Bioinformatics study of single nucleotide polymorphism rs2279744 and hsa-miR-10a-3p related to it in Acute Lymphoblastic Leukemia

Introduction & Objectives: Leukemia is the fifth most common cancer in the world. Acute lymphoblastic leukemia is the most common type of leukemia in children. MDM2 is one of the important genes in this cancer. MDM2 plays an important role in P53 degradation. Increaseing levels of MDM2 protein, promotes tumor formation. Rs2279744 is located on the MDM2 gene and has T alleles (dominant allele) and G allele (recessive allele or SNP). The aim of this study was to evaluate the association of rs2279744 polymorphism and related hsa-miR-10a-3p, due to the role of MDM2 gene in leukemia cancer pathway.Materials & Methods: In the first step, TAEGETSCAN7.2 database and hsa-miR-10a-3p were used to identify microRNAs associated with MDM2 gene. This microRNA binds the region of rs2279744 single nucleotide polymorphism. By confirming the role of has-miR-22-5p in leukemia via the phenomiR database, it was found that this microRNA is down-regulated in leukemia. The hsa-miR-10a-3p target genes were identified from the miRWALK2.0 database and the related signal pathways were analyzed by using the DAVID and KEGG databases.Results: According to the data obtained from paperes, the risk of SNP allele in cancer in the population was considered as a research hypothesis for this polymorphism.
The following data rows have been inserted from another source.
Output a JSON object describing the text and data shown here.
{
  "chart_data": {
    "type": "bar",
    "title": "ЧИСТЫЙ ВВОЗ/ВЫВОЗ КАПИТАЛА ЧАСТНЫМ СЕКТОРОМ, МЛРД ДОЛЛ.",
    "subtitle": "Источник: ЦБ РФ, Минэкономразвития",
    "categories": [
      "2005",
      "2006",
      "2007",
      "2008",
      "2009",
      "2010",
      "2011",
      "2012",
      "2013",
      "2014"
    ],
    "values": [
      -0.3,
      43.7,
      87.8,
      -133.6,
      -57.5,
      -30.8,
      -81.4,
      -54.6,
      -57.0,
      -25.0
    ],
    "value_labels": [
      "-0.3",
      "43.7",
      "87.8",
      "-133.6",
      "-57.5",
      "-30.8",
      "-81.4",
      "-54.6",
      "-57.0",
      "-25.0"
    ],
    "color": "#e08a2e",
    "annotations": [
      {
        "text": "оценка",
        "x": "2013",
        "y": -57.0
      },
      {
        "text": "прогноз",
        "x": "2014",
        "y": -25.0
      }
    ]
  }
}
According to the pathway obtained from the KEGG database, being oncogeneic was confirmed for the MDM2. Due to the decreased expression of hsa-miR-10a-3p, less inhibited MDM2 will result in increased expression.Conclusion: In fact, in the presence of SNP allele, gene is overexpressed and overly degrades p53 (tumor suppressor protein). It can be predicted that the presence of the SNP allele in rs2279744 increases the possibilityof being prone to cancer. It is expected that by designing primer at rs2279744, the SNP allele will be in leukemia patients by in-vitro testing. On the other hand, this is a possibility that the presence of the SNP allele decrease the risk of cancer.